Threads however, share the same memory. So you have the advantage of multiple processes, with the expense of having to use system calls to communicate between them.
The problem that this raises is that threads can very easily step on each others toes. One thread might increment a variable, and another may decrease it without informing the first thread. These type of problems are called concurrency problems and they are many and varied.
To help with this, there are userspace libraries that help programmers work with threads properly. The most common one is called POSIX threads or, as it more commonly referred to pthreads
Switching processes is quite expensive, and one of the major expenses is keeping track of what memory each process is using. By sharing the memory this overhead is avoided and performance can be significantly increased.
There are many different ways to implement threads. On the one hand, a userspace implementation could implement threads within a process without the kernel having any idea about it. The threads all look like they are running in a single process to the kernel.
This is suboptimal mainly because the kernel is being withheld information about what is running in the system. It is the kernels job to make sure that the system resources are utilised in the best way possible, and if what the kernel thinks is a single process is actually running multiple threads it may make suboptimal decisions.
Thus the other method is that the kernel has full knowledge of the thread. Under Linux, this is established by making all processes able to share resources via the clone system call. Each thread still has associated kernel resources, so the kernel can take it into account when doing resource allocations.
Other operating systems have a hybrid method, where some threads can be specified to run in userspace only ("hidden" from the kernel) and others might be a light weight process, a similar indication to the kernel that the processes is part of a thread group.
Copy on write
As we mentioned, copying the entire memory of one process to another when fork is called is an expensive operation.
One optimisation is called copy on write. This means that similar to threads above, the memory is actually shared, rather than copied, between the two processes when fork is called. If the processes are only going to be reading the memory, then actually copying the data is unnecessary.
However, when a process writes to it's memory, it needs to be a private copy that is not shared. As the name suggests, copy on write optimises this by only doing the actual copy of the memory at the point when it is written to.
Copy on write also has a big advantage for exec. Since exec will simply be overwriting all the memory with the new program, actually copying the memory would waste a lot of time. Copy on write saves us actually doing the copy.
The init process
We discussed the overall goal of the init process previously, and we are now in a position to understand how it works.
On boot the kernel starts the init process, which then forks and execs the systems boot scripts. These fork and exec more programs, eventually ending up forking a login process.

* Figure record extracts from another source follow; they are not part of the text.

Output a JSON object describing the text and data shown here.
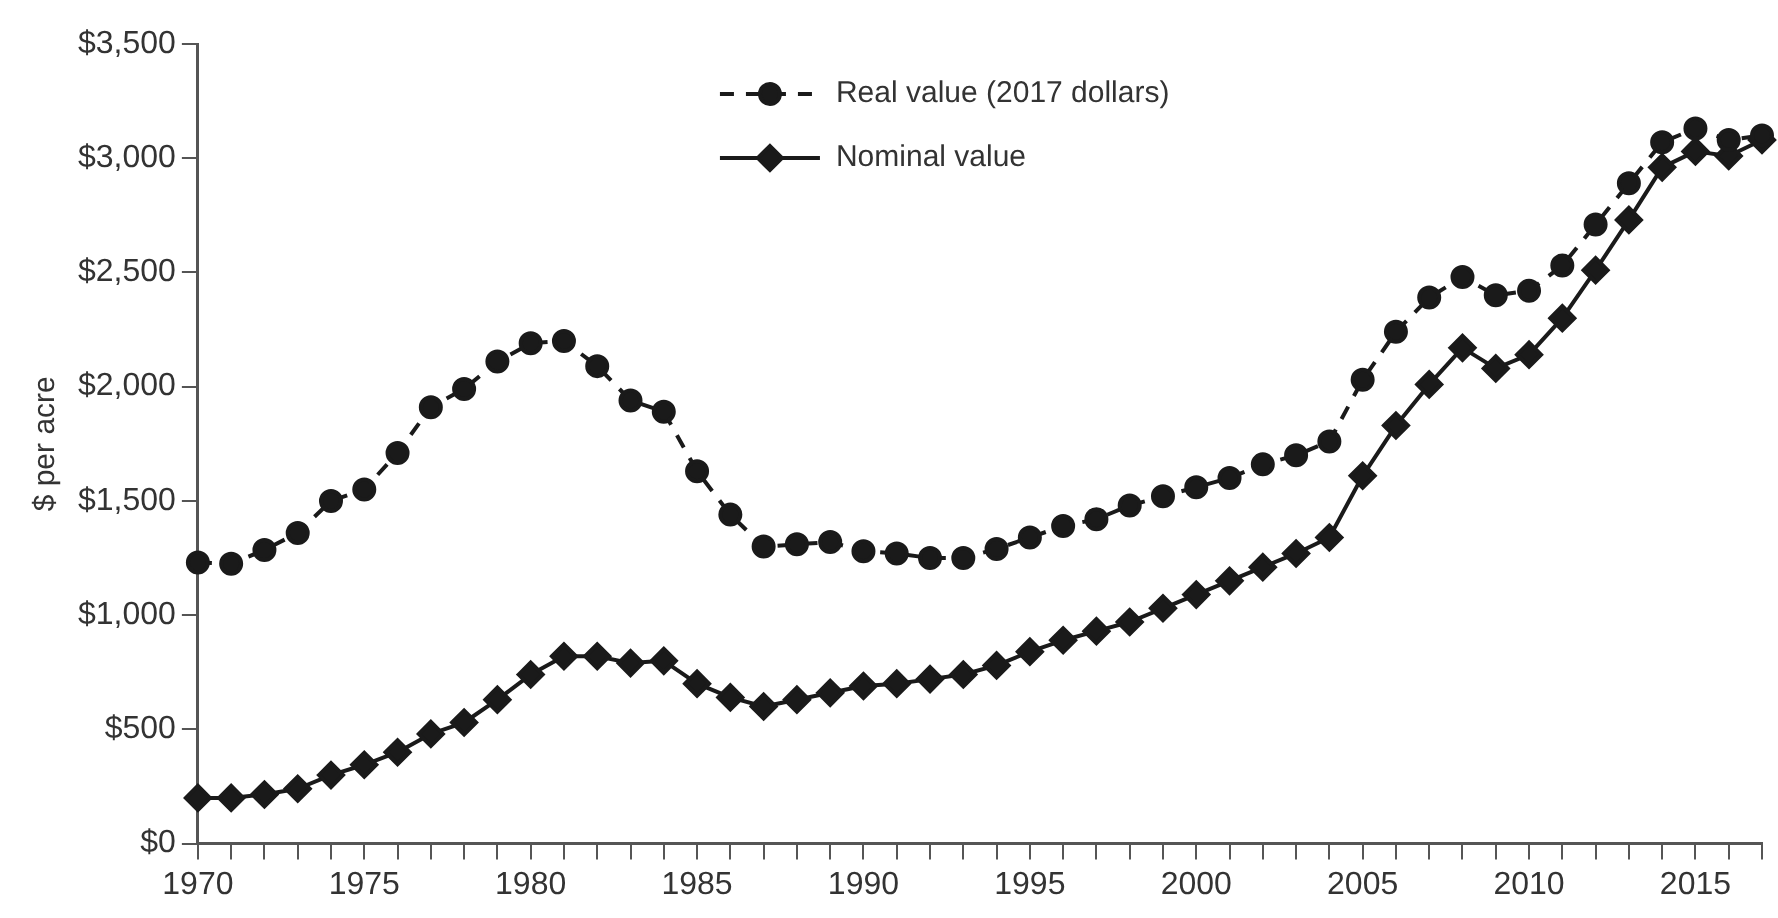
{
  "chart_data": {
    "type": "line",
    "ylabel": "$ per acre",
    "legend": "top",
    "grid": false,
    "x": [
      1970,
      1971,
      1972,
      1973,
      1974,
      1975,
      1976,
      1977,
      1978,
      1979,
      1980,
      1981,
      1982,
      1983,
      1984,
      1985,
      1986,
      1987,
      1988,
      1989,
      1990,
      1991,
      1992,
      1993,
      1994,
      1995,
      1996,
      1997,
      1998,
      1999,
      2000,
      2001,
      2002,
      2003,
      2004,
      2005,
      2006,
      2007,
      2008,
      2009,
      2010,
      2011,
      2012,
      2013,
      2014,
      2015,
      2016,
      2017
    ],
    "xlim": [
      1970,
      2017
    ],
    "xticks": [
      1970,
      {
        "value": 1971,
        "label": null
      },
      {
        "value": 1972,
        "label": null
      },
      {
        "value": 1973,
        "label": null
      },
      {
        "value": 1974,
        "label": null
      },
      1975,
      {
        "value": 1976,
        "label": null
      },
      {
        "value": 1977,
        "label": null
      },
      {
        "value": 1978,
        "label": null
      },
      {
        "value": 1979,
        "label": null
      },
      1980,
      {
        "value": 1981,
        "label": null
      },
      {
        "value": 1982,
        "label": null
      },
      {
        "value": 1983,
        "label": null
      },
      {
        "value": 1984,
        "label": null
      },
      1985,
      {
        "value": 1986,
        "label": null
      },
      {
        "value": 1987,
        "label": null
      },
      {
        "value": 1988,
        "label": null
      },
      {
        "value": 1989,
        "label": null
      },
      1990,
      {
        "value": 1991,
        "label": null
      },
      {
        "value": 1992,
        "label": null
      },
      {
        "value": 1993,
        "label": null
      },
      {
        "value": 1994,
        "label": null
      },
      1995,
      {
        "value": 1996,
        "label": null
      },
      {
        "value": 1997,
        "label": null
      },
      {
        "value": 1998,
        "label": null
      },
      {
        "value": 1999,
        "label": null
      },
      2000,
      {
        "value": 2001,
        "label": null
      },
      {
        "value": 2002,
        "label": null
      },
      {
        "value": 2003,
        "label": null
      },
      {
        "value": 2004,
        "label": null
      },
      2005,
      {
        "value": 2006,
        "label": null
      },
      {
        "value": 2007,
        "label": null
      },
      {
        "value": 2008,
        "label": null
      },
      {
        "value": 2009,
        "label": null
      },
      2010,
      {
        "value": 2011,
        "label": null
      },
      {
        "value": 2012,
        "label": null
      },
      {
        "value": 2013,
        "label": null
      },
      {
        "value": 2014,
        "label": null
      },
      2015,
      {
        "value": 2016,
        "label": null
      },
      {
        "value": 2017,
        "label": null
      }
    ],
    "ylim": [
      0,
      3500
    ],
    "yticks": [
      {
        "value": 0,
        "label": "$0"
      },
      {
        "value": 500,
        "label": "$500"
      },
      {
        "value": 1000,
        "label": "$1,000"
      },
      {
        "value": 1500,
        "label": "$1,500"
      },
      {
        "value": 2000,
        "label": "$2,000"
      },
      {
        "value": 2500,
        "label": "$2,500"
      },
      {
        "value": 3000,
        "label": "$3,000"
      },
      {
        "value": 3500,
        "label": "$3,500"
      }
    ],
    "series": [
      {
        "name": "Real value (2017 dollars)",
        "color": "#1a1a1a",
        "marker": "circle",
        "line_style": "dashed",
        "values": [
          1230,
          1225,
          1285,
          1360,
          1500,
          1550,
          1710,
          1910,
          1990,
          2110,
          2190,
          2200,
          2090,
          1940,
          1890,
          1630,
          1440,
          1300,
          1310,
          1320,
          1280,
          1270,
          1250,
          1250,
          1290,
          1340,
          1390,
          1420,
          1480,
          1520,
          1560,
          1600,
          1660,
          1700,
          1760,
          2030,
          2240,
          2390,
          2480,
          2400,
          2420,
          2530,
          2710,
          2890,
          3070,
          3130,
          3080,
          3100
        ]
      },
      {
        "name": "Nominal value",
        "color": "#1a1a1a",
        "marker": "diamond",
        "line_style": "solid",
        "values": [
          200,
          200,
          215,
          240,
          300,
          345,
          400,
          480,
          530,
          630,
          740,
          820,
          820,
          790,
          800,
          700,
          640,
          600,
          630,
          660,
          690,
          700,
          720,
          740,
          780,
          840,
          890,
          930,
          970,
          1030,
          1090,
          1150,
          1210,
          1270,
          1340,
          1610,
          1830,
          2010,
          2170,
          2080,
          2140,
          2300,
          2510,
          2730,
          2960,
          3030,
          3010,
          3080
        ]
      }
    ]
  }
}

The other job of the init process is "reaping". When a process calls exit with a return code, the parent usually wants to check this code to see if the child exited correctly or not.

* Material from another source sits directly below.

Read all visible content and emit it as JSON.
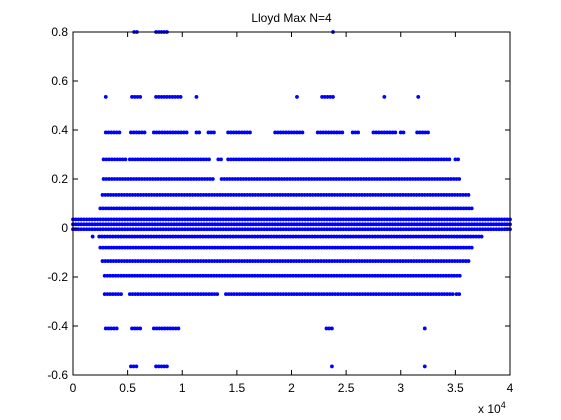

However, this exit code is part of the process which has just called exit. So the process is "dead" (e.g. not running) but still needs to stay around until the return code is collected. A process in this state is called a zombie (the traits of which you can contrast with a mystical zombie!)
A process stays as a zombie until the parent collects the return code with the wait call. However, if the parent exits before collecting this return code, the zombie process is still around, waiting aimlessly to give it's status to someone.
In this case, the zombie child will be reparented to the init process which has a special handler that reaps the return value. Thus the process is finally free and can the descriptor can be removed from the kernels process table.
Zombie example
1
$ cat zombie.c
#include <stdio.h>
#include <stdlib.h>
5
int main(void)
{
pid_t pid;
10 printf("parent : %d\n", getpid());
pid = fork();
if (pid == 0) {
15 printf("child : %d\n", getpid());
sleep(2);
printf("child exit\n");
exit(1);
}
20
/* in parent */
while (1)
{
sleep(1);
25 }
}
ianw@lime:~$ ps ax | grep [z]ombie
16168 pts/9 S 0:00 ./zombie
30 16169 pts/9 Z 0:00 [zombie] <defunct>
Above we create a zombie process. The parent process will sleep forever, whilst the child will exit after a few seconds.
Below the code you can see the results of running the program. The parent process (16168) is in state S for sleep (as we expect) and the child is in state Z for zombie. The ps output also tells us that the process is defunct in the process description.